MUSC vascular surgeons who have come to MUSC from other parts of the country call it a Lowcountry disease. They're amazed at the incidence of peripheral vascular disease, a blockage of blood circulation to the foot.

In the February "Journal of Vascular Surgery," they report diabetes mellitus to be the major risk factor contributing to peripheral vascular disease, especially in African American women. The disease often requires bypass surgery to avoid amputation.

Atherosclerosis is usually to blame for the loss of circulation to the foot, said vascular surgeon Thomas Brothers, M.D., author of the paper along with Jacob G. Robison, M.D., and Bruce M. Elliott, M.D. Peripheral vascular disease is essentially the same as coronary artery disease, differing only in location.

In both conditions, cholesterol plaque deposits form in arteries, interfering with their ability to carry blood. The result is pain during exertion, because the muscles normally receiving blood through the arteries are becoming starved for oxygen. Bypass surgery restores blood circulation and oxygen to the muscles.

Surgeons treat peripheral vascular disease with a procedure similar to coronary bypass surgery. They bypass the blocked portion of the blood vessel with healthy blood vessels taken from another part of the body.

The physicians examined 764 patients who had undergone bypass surgery for peripheral vascular disease during a five-year period at the Medical University Hospital and the Charleston Veterans Administration Medical Center.

The investigators looked at the relative contribution of diabetes compared with other potential risk factors. Among their patients, 70 percent of the African American women had diabetes. Of the African American men in the study, 46 percent had diabetes.
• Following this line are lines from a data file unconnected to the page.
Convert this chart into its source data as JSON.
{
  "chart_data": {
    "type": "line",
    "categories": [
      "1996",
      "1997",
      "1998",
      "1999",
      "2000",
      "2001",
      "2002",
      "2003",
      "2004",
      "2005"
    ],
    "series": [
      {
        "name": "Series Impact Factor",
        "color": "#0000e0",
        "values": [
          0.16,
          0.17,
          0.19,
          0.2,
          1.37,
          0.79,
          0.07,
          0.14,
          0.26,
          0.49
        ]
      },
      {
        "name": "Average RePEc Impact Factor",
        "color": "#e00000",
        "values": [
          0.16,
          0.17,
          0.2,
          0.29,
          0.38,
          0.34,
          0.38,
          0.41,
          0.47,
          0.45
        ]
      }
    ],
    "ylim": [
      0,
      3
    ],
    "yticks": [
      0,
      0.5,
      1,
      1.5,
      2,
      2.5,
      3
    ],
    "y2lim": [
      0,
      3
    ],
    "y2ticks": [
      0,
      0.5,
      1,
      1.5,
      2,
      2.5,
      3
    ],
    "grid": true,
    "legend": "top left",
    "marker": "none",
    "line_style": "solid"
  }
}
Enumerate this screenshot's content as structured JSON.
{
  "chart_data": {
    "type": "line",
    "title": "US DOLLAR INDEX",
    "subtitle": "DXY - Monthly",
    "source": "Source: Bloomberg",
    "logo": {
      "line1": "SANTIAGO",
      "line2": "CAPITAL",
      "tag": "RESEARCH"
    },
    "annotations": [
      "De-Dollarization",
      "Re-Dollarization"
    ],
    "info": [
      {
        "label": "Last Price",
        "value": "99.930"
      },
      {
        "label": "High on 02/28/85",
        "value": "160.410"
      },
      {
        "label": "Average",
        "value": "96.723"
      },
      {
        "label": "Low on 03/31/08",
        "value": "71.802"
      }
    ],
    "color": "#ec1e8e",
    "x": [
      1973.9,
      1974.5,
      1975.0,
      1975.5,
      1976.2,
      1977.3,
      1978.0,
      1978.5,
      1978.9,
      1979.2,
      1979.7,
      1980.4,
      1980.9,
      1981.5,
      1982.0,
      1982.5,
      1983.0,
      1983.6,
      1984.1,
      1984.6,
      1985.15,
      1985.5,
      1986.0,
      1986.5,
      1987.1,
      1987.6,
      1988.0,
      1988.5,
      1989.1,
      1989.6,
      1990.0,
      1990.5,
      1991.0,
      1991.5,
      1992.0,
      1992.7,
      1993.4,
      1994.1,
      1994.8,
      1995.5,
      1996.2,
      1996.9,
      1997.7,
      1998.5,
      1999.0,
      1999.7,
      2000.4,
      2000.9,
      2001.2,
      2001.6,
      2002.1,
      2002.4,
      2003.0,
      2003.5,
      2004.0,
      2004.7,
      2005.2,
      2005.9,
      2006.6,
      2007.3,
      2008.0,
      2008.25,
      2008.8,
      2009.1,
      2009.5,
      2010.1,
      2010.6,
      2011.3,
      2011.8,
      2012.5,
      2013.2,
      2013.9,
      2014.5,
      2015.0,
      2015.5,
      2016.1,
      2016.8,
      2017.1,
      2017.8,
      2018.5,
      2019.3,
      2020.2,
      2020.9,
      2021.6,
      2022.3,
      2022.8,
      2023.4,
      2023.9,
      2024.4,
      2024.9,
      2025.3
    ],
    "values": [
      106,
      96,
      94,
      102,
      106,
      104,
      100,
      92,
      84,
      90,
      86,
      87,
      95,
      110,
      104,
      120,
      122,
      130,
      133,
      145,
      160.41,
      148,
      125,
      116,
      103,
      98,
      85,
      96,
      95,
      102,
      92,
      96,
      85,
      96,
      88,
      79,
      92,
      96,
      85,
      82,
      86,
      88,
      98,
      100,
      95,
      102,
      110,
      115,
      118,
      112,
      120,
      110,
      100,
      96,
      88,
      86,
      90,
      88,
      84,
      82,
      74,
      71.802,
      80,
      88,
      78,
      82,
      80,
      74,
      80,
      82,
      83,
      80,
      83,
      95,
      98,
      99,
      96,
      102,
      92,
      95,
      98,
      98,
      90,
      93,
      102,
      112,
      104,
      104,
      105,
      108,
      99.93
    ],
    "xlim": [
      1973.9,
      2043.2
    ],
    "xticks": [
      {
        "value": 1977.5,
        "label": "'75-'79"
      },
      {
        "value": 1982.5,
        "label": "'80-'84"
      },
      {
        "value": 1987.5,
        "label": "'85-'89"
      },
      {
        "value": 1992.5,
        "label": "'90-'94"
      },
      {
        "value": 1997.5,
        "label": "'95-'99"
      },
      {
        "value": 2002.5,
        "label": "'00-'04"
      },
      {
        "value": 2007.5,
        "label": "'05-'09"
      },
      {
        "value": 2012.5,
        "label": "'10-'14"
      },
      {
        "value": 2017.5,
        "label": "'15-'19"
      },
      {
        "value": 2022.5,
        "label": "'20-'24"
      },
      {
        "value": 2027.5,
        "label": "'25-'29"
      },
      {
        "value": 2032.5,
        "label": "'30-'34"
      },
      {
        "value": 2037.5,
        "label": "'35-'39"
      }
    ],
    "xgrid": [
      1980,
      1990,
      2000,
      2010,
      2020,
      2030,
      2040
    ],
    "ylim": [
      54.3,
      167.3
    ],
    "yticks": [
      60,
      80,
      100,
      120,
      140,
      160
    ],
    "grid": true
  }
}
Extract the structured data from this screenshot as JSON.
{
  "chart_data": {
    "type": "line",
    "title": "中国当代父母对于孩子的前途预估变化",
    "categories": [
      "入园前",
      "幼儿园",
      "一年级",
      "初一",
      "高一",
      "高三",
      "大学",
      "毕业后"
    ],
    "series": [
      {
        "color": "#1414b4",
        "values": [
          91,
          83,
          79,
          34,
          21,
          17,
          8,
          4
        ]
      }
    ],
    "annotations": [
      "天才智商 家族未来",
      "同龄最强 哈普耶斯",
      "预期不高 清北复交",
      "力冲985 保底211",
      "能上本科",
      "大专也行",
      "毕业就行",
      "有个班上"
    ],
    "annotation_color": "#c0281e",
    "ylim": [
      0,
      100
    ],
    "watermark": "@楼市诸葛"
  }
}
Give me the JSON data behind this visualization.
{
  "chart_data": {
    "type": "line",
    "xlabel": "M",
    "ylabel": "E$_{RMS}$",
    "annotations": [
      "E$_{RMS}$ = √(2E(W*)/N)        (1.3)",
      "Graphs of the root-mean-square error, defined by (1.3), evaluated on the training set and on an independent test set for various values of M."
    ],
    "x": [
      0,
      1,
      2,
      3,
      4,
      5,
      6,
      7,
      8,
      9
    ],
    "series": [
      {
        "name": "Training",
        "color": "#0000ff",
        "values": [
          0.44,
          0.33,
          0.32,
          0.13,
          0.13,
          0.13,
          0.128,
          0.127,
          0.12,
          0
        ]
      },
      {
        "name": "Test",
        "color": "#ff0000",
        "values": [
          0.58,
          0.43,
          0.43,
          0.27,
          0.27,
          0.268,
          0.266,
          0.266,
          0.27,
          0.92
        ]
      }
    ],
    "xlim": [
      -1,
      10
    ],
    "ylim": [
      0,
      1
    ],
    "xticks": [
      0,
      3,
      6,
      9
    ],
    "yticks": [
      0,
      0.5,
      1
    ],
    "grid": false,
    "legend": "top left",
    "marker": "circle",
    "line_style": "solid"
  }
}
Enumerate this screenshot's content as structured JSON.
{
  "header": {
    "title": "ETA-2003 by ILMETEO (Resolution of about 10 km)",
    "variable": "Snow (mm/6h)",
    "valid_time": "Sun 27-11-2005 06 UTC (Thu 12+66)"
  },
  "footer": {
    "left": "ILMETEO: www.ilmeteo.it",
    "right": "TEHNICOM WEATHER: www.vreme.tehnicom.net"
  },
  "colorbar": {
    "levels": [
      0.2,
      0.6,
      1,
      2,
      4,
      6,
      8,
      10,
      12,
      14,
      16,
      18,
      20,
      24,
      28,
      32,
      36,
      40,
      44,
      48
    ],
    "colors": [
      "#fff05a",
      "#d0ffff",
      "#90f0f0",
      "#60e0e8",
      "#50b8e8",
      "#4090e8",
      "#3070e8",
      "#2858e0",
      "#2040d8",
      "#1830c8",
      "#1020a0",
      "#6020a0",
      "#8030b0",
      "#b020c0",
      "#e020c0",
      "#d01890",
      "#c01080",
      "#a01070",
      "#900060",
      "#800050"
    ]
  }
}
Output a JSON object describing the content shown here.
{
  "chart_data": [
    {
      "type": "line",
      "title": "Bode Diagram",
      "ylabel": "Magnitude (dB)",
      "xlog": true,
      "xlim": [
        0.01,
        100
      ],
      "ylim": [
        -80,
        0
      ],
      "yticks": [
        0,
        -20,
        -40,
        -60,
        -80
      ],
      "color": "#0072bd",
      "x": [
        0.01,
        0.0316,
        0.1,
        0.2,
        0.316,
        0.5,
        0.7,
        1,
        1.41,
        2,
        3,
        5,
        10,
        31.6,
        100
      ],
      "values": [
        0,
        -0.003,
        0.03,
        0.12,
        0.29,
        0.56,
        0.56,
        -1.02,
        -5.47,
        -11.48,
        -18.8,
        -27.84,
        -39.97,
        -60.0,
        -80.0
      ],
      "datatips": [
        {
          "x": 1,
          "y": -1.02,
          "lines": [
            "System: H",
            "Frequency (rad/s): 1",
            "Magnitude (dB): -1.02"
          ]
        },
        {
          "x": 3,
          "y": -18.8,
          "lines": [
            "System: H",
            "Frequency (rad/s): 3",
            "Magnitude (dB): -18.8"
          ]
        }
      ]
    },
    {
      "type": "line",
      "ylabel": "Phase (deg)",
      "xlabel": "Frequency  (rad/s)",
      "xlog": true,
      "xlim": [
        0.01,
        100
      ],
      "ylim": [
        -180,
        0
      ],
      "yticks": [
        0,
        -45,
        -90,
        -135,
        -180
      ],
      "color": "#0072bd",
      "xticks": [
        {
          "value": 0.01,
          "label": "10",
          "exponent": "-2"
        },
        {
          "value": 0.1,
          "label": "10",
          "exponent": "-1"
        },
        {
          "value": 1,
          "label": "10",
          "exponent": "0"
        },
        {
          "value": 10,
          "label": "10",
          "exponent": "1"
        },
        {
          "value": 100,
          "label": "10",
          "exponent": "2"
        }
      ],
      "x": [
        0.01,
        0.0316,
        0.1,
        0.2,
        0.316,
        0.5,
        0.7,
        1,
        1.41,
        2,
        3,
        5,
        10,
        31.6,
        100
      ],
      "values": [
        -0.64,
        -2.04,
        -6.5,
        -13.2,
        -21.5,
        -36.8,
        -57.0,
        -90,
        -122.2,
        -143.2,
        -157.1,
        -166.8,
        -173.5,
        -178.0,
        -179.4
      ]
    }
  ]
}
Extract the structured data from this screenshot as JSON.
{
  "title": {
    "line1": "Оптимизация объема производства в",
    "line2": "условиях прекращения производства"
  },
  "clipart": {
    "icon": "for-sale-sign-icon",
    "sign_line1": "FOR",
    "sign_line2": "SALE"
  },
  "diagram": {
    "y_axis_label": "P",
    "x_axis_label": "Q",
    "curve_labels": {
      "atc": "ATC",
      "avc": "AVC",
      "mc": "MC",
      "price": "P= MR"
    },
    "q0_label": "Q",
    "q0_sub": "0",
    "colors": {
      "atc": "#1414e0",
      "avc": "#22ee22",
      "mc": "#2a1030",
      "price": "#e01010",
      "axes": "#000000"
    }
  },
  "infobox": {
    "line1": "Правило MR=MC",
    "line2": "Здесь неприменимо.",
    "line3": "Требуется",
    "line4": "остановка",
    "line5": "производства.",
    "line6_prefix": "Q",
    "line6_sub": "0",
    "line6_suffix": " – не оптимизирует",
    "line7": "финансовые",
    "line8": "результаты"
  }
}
Forty-nine percent of the Caucasian women and 42 percent of the Caucasian men had diabetes.

Because diabetes mellitus is proportionally greater in African Americans and women, the investigators also sought to compare the relative contribution of diabetes mellitus to other risk factors in patients undergoing the bypass procedure.

This was accomplished by obtaining data on the statewide prevalence of diabetes mellitus, hypertension and smoking from the Behavior Risk Factor Surveillance System conducted in 1995 by the Center for Health Promotion of the South Carolina Department of Health and Environmental Control.

They found that despite the high prevalence of hypertension among the African American population, the relative contribution of hypertension to the need for lower extremity arterial reconstruction actually appears to be lower than that of diabetes. Tobacco use also contributed substantially less than diabetes such that the reduction in the prevalence of smoking among African American women in South Carolina by nearly half during the last 10 years has probably contributed little to the overall prevalence of peripheral vascular disease in this group.

The researchers concluded that diabetes contributes a three- to four-fold greater risk for end-stage extremity vascular disease requiring the bypass procedure and/or amputation than either smoking or hypertension.